Sleepaway camp is a summer must-do

Charley Becker

Summer camp is an option for kids as young as seven, to teenagers as old as 15. A number of these camps have been going on for 75+ years, and continue in great shape today. Because of the wide range of camps to select from, theres something for just about every kind of kid out there. There are camps that are more based around sports, some that are more chill and some that are more rigorous in structure.
No matter what the camp is, they are proven to be beneficial to students. Peter Scales, Ph.D., is a senior fellow with the Search Institute in Minneapolis.
“Camp is one of the few institutions where young people can experience and satisfy their need for physical activity, creative expression and true participation in a community environment. Most schools don’t satisfy all these needs,” Scales said.
Many students at WJ agree with Scales.
“I’ve been going to summer camp for about 10 years. I definitely think it has provided me with a lot of social benefits.” senior Zoey Becker said. “I’ve met and interacted with all different types of people through my camp, from all over the world, so that has helped me be more open and friendly.”

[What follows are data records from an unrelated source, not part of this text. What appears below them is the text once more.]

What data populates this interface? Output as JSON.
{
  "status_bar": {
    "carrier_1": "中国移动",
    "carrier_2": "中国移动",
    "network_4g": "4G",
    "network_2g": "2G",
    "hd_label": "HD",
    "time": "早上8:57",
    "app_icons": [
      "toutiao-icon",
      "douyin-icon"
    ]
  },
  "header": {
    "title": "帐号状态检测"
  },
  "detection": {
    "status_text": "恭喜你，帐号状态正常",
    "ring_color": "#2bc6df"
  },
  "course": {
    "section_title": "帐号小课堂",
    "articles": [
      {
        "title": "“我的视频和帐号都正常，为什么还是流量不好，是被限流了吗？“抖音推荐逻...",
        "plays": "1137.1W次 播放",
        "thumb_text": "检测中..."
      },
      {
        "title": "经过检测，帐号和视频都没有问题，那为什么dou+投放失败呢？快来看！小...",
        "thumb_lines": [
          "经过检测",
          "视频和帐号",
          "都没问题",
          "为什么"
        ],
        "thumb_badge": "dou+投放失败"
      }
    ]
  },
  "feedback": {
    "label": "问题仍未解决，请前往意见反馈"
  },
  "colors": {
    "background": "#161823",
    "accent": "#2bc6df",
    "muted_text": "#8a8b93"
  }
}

Freshman Brooke Haines also agrees.
“I go to a field hockey camp over the summer, and even though I’ve only been going for two years I really love it. Not only has it helped me improve my skills, it’s also given me a taste of independence, because at camp we’re away from home and our parents and are pretty much on our own.”
Sleepaway camp lets kids learn skills that their parents or someone else might usually do for them, such as laundry, or household skills like cleaning the cabin. It also teaches them what independence feels like- many camps don’t allow phones, making communication with parents reduced to letters, or “snail mail.”
“I went to sleepaway camp for only two weeks my first year, and each year I went a little longer. Now, this year will be my third year going for 10 weeks,” freshman Lily Salvatore said.
Specialty camps are very popular amongst kids because they fit specific needs. There are plenty of camps for children with disabilities, as well as camps for kids with different religious beliefs. These types of camps help kids who have things in common meet each other and form lifelong friendships.
“Each summer at camp a unique setting is created, a community is constructed that allows participants to get in touch with a sense of life that is larger than one’s self. The camp community seeks to satisfy children’s basic need for connectedness, affiliation, belonging, acceptance, safety, and feelings of acceptance and appreciation,” Bruce Muchnik, a licensed psychologist who works extensively with day camps, said in an interview with the American Camps Association.
While there are many naysayers who argue that children should not be on their own over the summer for weeks at a time, camp has many proven benefits that help children both psychologically and physically, with new outdoor and wilderness skills, that will stay with them long after their stay at their cabin in the woods comes to an end.